Monday, March 23, 2015

Sometimes, there is NOT a reason...

I sit in grief as I write this. A close cousin in my family has passed away, suddenly and tragically, leaving behind a husband and 2 young sons.  What has caused me to reflect on this post is the number of people who say "Everything happens for a reason..."  

Well, no. It does not. Sometimes, things just happen. There is no rhyme or cosmic reason or lesson from God or pre-destined journey of the soul. Sometimes, a blood vessel bursts in your brain with no warning and you're gone, leaving people in shock and wondering WHY???? We won't ever know why because there is no why, there is only that it happened and we hurt.

Having lost a beloved brother several years ago, I actually can empathize with my cousin's siblings (also cousins, of course) and my mom can help her brother and sister-in-law navigate the haze of seemingly unending grief of losing a child. But trying to find an explanation for an unexplainable event only causes more pain because the fact there is no answer seems like a yawning chasm of hopelessness for the foreseeable future.  I weep for my cousin, her husband and kids, my aunt, uncle and cousins who are bereft of her amazing self.

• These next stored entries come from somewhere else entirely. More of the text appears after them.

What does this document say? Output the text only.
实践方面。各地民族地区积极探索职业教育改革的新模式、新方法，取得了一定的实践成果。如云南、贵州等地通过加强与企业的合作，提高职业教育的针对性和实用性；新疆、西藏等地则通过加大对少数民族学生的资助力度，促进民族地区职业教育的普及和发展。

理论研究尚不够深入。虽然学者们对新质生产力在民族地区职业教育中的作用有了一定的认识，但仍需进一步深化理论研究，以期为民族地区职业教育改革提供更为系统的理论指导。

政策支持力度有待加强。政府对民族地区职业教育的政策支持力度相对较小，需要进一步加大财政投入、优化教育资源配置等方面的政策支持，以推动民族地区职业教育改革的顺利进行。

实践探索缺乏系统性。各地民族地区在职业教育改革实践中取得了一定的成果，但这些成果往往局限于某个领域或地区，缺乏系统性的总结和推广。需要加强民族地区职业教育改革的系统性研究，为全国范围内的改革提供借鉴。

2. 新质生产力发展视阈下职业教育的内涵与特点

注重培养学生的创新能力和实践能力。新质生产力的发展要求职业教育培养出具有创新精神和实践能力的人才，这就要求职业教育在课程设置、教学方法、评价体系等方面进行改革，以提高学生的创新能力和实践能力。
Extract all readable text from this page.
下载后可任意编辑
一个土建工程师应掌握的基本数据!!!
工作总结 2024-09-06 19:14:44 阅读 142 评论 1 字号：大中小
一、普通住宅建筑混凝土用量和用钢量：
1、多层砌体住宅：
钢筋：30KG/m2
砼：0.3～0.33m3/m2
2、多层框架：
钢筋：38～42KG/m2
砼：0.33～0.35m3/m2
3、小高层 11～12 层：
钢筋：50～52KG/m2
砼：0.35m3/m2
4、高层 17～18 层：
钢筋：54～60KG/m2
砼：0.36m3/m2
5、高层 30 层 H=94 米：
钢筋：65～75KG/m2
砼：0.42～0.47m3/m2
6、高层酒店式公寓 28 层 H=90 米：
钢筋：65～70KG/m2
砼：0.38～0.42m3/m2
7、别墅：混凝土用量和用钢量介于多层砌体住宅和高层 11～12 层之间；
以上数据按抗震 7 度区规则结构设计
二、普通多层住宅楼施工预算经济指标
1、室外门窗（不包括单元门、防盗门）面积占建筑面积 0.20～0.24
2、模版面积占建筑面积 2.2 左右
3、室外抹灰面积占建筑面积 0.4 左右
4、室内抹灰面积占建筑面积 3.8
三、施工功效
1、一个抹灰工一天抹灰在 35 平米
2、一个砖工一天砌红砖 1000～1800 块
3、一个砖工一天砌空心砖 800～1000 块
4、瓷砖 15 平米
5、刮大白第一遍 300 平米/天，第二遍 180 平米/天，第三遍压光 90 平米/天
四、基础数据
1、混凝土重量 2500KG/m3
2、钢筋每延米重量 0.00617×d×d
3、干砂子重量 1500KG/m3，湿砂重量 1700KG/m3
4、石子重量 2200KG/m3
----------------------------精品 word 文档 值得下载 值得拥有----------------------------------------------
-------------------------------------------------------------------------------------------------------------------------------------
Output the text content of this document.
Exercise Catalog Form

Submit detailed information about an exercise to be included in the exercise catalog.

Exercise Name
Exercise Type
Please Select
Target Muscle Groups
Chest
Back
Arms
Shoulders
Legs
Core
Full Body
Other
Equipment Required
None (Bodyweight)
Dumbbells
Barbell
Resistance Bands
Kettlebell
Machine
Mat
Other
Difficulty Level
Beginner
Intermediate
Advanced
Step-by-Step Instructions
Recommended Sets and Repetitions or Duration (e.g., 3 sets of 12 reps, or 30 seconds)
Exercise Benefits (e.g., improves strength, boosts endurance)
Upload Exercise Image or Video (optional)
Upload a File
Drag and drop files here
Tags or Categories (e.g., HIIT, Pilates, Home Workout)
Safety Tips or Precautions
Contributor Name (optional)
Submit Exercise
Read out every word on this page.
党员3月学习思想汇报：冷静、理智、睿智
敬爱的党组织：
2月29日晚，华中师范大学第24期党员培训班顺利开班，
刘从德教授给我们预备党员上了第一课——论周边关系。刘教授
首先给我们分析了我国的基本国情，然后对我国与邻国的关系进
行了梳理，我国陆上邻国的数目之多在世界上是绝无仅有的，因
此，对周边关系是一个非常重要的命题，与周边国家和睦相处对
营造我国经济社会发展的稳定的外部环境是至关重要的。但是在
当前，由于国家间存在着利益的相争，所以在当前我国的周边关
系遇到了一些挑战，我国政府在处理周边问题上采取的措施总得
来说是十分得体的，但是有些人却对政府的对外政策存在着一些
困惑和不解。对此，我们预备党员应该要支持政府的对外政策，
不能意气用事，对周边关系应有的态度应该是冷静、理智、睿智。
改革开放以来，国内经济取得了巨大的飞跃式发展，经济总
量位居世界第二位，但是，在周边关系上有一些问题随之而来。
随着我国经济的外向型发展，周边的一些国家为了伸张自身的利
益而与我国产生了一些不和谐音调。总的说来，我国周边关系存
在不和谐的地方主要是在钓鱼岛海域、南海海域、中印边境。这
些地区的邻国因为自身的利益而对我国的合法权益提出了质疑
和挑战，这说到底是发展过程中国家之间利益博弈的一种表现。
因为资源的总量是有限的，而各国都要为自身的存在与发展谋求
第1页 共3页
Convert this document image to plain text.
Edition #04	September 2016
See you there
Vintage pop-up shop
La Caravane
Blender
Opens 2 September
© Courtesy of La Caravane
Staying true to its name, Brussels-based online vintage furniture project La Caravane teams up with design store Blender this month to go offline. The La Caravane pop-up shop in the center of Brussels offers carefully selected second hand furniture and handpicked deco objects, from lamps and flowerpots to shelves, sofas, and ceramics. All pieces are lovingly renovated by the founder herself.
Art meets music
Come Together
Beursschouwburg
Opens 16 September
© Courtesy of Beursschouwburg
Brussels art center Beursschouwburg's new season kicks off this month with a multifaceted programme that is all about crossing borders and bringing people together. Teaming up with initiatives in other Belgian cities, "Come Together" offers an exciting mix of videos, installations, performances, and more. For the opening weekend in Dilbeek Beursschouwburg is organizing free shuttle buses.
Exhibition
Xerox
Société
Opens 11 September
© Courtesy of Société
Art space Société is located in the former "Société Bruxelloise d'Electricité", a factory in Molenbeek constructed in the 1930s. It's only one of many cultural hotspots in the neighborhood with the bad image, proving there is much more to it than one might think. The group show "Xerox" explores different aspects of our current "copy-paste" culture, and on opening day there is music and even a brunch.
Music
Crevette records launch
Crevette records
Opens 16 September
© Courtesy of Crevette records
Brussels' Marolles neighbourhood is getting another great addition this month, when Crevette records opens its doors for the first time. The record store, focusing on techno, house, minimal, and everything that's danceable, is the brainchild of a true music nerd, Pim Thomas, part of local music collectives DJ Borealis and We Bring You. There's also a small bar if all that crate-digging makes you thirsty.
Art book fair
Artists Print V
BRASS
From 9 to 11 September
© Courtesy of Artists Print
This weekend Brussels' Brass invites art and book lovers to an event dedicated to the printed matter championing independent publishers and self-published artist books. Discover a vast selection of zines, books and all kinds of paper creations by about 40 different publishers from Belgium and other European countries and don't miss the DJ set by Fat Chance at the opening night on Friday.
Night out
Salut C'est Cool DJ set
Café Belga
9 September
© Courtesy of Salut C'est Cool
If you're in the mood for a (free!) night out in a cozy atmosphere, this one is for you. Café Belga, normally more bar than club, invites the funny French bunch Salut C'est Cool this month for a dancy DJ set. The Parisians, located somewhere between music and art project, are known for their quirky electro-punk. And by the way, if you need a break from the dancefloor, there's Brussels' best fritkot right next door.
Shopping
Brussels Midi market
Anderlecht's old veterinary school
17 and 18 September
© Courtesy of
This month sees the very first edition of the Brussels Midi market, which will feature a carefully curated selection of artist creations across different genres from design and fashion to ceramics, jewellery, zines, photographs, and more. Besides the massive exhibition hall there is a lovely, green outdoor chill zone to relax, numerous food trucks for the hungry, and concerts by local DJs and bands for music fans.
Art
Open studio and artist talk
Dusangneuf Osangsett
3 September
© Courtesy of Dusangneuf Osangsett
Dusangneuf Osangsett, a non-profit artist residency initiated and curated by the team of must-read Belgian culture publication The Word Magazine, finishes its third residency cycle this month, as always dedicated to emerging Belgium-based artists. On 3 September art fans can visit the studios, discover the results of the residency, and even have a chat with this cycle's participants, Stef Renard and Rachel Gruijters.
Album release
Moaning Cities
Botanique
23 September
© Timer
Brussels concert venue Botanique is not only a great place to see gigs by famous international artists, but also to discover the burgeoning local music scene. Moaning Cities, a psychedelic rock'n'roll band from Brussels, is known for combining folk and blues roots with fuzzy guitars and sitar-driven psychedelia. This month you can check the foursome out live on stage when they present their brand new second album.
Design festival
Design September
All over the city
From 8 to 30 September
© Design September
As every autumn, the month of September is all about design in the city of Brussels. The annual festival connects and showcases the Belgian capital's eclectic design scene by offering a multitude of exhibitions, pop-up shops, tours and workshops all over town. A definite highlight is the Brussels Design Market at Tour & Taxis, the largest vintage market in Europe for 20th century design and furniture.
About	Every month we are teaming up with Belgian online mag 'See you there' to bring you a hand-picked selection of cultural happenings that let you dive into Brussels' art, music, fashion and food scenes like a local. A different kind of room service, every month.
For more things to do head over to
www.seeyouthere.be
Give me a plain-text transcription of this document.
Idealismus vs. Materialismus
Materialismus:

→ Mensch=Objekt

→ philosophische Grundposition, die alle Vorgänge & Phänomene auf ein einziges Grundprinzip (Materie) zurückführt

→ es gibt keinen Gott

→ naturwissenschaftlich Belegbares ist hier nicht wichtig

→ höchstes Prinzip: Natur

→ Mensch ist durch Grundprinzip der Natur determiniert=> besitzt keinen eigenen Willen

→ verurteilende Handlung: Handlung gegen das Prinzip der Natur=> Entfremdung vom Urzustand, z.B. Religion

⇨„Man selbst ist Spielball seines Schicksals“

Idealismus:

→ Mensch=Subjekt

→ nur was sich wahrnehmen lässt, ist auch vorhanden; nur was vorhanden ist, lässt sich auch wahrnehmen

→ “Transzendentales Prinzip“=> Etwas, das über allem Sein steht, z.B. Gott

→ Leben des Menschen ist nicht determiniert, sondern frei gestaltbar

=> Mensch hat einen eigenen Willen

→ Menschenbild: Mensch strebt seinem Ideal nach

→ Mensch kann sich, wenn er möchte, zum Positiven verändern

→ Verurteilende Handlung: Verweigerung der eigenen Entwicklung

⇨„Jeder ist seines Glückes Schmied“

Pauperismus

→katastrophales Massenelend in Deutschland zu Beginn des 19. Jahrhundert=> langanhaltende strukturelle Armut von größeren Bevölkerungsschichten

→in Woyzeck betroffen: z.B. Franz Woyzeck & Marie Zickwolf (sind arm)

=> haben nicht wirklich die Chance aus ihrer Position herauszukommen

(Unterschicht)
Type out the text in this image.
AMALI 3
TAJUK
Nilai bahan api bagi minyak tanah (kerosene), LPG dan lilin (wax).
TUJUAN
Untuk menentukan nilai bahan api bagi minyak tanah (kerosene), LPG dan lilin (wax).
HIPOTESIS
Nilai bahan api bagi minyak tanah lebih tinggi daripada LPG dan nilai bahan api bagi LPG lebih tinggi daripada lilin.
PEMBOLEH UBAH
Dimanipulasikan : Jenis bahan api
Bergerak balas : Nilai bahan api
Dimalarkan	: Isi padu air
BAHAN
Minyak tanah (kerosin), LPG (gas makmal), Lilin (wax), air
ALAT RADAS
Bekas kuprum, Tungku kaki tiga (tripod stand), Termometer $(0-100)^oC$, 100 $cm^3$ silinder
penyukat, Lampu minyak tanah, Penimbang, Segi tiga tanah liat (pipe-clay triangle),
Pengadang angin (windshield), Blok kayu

I pray they will receive comfort and be allowed to grieve their loss instead of dealing with people who are uncomfortable with tragic events and can only offer platitudes in place of genuine help.

Death happens, sometimes happily at the end of a long life well-lived, and sometimes tragically, for no reason at all. We are not good at death in this era. It has been sanitized and pushed under the rug so that we aren't sure how to process it when it touches our immediate circle. We could learn a lot from the cultures that understand that death is here to stay, so we should deal with the loss of our loved ones in an open and respectful way, not try to shut down the grieving family by telling them there is a reason for everything. Trust me, it's the least comforting thing you can say...

Life also continues as today we celebrate my eldest's birthday (24), and the joyful news of several friends expecting babies and the latest report that our strategies for success at work are actually working. So, in light of devastating grief, I can still be grateful for 3 things, and that will help frame the loss at a time when I can't begin to understand it.